Neon played a major role in creating Route 66’s “Mother Road” mythology. In the era before the interstate-highway system, drivers from Chicago to Los Angeles passed hotels, coffee shops, auto dealerships and countless other businesses, absorbing colorful neon signs along the way. As highway driving became ubiquitous, Route 66 traffic atrophied, and an American icon withered.
Thankfully, car-culture and history buffs (and, presumably, some sign lovers) have joined forces to restore Route 66 businesses – with signs playing a key role. One such victory occurred in Carthage, MO, where sisters Deborah Harvey and Priscilla Bledsaw purchased the Boots Court Motel in 2011 and made heavy renovations that were subsidized in part by a Route 66 Corridor Preservation Program grant established by the National Park Service.

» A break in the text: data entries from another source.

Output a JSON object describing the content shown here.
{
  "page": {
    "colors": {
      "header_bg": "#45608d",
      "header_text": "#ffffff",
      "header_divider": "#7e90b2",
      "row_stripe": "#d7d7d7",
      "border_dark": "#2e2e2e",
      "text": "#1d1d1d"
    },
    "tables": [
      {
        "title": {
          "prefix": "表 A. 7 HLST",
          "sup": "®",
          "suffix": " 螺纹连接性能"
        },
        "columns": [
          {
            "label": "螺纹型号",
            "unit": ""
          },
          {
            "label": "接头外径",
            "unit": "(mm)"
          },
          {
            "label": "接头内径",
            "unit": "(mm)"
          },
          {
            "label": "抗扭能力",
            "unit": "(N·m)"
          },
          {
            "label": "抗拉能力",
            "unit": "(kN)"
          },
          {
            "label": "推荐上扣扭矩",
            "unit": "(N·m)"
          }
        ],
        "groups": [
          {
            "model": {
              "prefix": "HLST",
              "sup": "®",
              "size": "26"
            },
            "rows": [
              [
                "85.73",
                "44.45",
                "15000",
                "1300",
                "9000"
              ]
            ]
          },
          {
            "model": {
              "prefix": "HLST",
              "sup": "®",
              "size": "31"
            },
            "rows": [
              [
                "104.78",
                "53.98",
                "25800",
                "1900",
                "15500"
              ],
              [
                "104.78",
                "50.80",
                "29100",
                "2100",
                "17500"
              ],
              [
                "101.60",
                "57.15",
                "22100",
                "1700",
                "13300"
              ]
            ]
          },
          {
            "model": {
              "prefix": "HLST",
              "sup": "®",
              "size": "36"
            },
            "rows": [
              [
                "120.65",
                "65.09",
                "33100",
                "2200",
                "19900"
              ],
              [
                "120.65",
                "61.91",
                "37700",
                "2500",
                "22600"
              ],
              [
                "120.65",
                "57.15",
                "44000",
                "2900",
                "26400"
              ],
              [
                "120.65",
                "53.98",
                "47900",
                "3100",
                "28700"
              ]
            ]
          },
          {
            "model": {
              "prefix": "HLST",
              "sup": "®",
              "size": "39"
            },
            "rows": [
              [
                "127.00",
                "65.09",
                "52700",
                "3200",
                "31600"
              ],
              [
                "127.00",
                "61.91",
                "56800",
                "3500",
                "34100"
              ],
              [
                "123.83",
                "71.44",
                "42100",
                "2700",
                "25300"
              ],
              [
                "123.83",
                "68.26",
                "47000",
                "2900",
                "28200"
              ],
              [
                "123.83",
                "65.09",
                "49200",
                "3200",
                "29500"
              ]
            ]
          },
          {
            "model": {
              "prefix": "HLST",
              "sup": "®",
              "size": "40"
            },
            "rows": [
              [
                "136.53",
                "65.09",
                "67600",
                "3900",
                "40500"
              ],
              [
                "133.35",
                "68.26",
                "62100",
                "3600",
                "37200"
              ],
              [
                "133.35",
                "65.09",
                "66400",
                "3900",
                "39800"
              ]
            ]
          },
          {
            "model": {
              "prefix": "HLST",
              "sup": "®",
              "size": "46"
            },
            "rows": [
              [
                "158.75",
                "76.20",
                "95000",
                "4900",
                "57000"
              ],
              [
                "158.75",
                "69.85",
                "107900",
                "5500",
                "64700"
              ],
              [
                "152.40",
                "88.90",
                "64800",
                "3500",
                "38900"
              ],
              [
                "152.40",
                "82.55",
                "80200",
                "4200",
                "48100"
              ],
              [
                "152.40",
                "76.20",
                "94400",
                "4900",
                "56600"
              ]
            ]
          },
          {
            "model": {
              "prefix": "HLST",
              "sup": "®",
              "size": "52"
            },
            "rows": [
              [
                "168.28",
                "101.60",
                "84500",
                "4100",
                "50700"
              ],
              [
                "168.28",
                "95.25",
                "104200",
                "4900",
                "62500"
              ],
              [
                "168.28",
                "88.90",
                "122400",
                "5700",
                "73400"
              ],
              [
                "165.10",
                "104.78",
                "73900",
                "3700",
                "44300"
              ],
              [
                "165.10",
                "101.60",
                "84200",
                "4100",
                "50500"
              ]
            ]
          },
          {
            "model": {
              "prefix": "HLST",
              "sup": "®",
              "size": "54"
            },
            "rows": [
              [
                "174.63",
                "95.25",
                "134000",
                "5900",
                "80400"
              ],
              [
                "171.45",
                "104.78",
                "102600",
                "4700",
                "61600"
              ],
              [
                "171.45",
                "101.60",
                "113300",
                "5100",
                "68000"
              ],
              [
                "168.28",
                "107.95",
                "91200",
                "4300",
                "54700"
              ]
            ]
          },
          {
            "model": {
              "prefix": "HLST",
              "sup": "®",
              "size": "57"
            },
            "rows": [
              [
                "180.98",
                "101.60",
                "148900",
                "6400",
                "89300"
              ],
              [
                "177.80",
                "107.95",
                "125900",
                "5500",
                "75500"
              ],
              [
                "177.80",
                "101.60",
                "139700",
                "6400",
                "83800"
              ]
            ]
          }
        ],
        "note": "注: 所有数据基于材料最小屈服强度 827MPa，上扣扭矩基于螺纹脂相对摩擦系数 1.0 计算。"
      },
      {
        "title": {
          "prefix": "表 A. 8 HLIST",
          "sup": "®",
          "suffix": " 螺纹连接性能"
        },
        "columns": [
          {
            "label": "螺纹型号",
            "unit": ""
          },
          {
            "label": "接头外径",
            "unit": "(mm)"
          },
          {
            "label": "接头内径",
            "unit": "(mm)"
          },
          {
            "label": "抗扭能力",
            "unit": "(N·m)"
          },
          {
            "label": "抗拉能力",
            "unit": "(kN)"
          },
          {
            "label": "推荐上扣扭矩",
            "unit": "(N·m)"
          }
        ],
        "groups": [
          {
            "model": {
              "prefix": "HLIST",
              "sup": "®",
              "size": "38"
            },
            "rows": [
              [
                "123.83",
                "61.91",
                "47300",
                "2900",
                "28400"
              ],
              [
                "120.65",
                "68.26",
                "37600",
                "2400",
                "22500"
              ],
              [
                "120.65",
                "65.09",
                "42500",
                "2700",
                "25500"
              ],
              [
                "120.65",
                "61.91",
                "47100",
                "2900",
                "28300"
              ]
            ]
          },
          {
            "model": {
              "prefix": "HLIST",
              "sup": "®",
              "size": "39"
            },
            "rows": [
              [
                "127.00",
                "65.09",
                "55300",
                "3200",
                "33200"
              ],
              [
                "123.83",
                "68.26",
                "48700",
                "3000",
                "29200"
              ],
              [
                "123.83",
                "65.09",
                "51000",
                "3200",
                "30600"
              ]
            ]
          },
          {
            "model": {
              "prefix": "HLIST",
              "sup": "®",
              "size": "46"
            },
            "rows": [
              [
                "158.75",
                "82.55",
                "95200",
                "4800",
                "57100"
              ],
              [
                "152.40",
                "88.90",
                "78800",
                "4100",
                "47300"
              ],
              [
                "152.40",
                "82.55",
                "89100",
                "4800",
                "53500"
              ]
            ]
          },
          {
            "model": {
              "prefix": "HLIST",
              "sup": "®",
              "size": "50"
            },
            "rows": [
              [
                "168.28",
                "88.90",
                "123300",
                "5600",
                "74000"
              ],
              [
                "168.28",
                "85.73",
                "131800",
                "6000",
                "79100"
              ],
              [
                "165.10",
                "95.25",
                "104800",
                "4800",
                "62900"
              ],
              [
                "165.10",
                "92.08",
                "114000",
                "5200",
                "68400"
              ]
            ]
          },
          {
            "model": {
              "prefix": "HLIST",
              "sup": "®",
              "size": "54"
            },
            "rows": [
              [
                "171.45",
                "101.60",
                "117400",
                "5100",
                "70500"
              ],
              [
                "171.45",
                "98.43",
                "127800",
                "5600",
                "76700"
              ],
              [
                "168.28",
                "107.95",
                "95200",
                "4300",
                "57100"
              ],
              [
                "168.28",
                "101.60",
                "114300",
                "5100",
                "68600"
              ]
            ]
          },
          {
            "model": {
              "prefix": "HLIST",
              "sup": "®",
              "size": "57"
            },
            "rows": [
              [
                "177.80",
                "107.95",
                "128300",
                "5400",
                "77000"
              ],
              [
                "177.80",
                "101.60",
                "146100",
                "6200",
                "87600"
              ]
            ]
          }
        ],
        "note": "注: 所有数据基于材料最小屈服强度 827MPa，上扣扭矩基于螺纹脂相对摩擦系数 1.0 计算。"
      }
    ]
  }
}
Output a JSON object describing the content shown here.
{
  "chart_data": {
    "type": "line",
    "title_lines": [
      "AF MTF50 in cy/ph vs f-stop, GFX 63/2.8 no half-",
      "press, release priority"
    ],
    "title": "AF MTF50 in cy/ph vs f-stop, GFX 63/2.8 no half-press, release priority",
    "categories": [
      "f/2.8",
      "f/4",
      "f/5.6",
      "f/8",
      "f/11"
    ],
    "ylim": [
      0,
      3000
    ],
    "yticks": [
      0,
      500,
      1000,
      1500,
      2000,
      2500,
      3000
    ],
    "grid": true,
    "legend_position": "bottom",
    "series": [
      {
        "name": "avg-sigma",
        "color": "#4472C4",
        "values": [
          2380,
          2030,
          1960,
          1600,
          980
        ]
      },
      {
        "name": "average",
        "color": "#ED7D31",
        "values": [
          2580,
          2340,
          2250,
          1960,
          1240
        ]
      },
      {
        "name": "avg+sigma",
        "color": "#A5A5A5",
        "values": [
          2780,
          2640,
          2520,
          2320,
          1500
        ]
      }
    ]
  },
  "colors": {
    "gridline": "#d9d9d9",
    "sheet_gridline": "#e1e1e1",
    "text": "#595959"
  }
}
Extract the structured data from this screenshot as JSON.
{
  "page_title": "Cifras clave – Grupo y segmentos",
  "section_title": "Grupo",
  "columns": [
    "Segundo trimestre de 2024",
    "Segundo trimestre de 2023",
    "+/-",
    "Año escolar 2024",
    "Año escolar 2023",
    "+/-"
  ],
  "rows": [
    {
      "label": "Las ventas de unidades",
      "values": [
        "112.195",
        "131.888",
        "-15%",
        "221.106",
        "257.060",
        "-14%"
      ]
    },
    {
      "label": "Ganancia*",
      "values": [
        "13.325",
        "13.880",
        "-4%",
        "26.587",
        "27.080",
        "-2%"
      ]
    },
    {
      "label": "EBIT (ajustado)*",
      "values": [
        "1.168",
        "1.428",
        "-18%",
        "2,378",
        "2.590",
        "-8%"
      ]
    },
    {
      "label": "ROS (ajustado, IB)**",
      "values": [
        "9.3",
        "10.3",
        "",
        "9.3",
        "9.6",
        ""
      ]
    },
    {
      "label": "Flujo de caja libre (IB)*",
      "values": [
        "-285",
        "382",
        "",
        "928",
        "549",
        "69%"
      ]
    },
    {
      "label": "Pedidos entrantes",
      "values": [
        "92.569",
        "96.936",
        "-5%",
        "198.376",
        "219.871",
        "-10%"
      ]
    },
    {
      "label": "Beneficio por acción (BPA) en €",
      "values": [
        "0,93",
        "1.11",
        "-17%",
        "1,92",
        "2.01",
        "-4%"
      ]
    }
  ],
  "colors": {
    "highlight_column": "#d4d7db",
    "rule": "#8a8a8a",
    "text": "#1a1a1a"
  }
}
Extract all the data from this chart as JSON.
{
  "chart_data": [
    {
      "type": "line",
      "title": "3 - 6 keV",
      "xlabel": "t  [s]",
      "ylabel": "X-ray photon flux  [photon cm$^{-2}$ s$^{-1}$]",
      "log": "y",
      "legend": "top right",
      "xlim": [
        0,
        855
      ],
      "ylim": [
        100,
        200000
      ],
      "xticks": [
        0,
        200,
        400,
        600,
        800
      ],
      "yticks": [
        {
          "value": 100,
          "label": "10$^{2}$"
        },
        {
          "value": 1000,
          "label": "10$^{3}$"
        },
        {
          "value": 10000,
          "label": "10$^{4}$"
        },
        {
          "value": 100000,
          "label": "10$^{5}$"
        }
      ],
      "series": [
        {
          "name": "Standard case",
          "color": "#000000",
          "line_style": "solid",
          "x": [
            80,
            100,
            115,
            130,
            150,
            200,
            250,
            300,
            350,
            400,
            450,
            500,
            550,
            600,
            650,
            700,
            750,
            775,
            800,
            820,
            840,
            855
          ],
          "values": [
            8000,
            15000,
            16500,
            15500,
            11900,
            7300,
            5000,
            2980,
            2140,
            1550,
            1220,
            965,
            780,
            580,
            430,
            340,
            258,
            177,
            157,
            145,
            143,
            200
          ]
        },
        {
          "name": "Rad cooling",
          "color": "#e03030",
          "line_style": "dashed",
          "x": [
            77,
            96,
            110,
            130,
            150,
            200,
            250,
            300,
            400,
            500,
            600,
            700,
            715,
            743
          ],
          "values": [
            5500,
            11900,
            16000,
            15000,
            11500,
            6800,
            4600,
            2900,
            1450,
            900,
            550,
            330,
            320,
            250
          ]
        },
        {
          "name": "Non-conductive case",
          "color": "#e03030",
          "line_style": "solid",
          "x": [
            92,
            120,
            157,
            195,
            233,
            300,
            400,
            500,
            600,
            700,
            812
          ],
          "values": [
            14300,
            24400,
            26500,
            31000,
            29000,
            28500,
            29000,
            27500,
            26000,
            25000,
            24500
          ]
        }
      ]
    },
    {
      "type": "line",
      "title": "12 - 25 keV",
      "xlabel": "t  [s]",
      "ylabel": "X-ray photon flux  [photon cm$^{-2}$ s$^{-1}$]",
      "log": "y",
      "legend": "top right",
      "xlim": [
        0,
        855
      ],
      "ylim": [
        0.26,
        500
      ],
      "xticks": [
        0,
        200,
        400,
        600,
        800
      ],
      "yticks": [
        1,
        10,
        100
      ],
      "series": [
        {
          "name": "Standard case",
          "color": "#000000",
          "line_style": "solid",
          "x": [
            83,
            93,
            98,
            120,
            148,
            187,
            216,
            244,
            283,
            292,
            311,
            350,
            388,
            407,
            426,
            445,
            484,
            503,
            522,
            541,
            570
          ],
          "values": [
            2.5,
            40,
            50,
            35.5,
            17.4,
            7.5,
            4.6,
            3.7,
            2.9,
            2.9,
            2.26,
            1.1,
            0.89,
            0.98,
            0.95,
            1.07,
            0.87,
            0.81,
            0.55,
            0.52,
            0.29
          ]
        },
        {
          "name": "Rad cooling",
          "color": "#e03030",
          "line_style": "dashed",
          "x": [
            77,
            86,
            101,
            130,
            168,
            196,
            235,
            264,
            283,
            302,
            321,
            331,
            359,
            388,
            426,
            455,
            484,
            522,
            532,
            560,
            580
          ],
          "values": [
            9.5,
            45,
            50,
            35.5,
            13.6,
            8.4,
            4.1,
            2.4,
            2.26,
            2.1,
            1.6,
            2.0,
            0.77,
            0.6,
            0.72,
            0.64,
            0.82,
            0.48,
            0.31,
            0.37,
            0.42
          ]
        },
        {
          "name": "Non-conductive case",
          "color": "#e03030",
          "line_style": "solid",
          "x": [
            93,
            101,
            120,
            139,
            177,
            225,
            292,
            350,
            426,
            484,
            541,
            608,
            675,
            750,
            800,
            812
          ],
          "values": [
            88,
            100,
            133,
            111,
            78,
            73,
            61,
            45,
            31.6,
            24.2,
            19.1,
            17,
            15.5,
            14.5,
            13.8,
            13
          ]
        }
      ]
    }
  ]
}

They reopened a five-room annex that had been added to the hotel in 1946 the following year, and, with proceeds from renting those rooms, could finally afford to have the architectural neon on the building’s façade remade. With 200 Route 66 and neon aficionados in attendance, a relighting ceremony took place in early April.
The sisters hired David Hutson, owner of St. Louis-based Neon Time, to fabricate the neon. About neon signs’ beauty, he told the Joplin Globe, “Neon has a kinetic feel. It’s very much alive, and has a certain seductive allure of that era. It’s inevitable that people, not just Americans, stop along the route in search of the American brand.”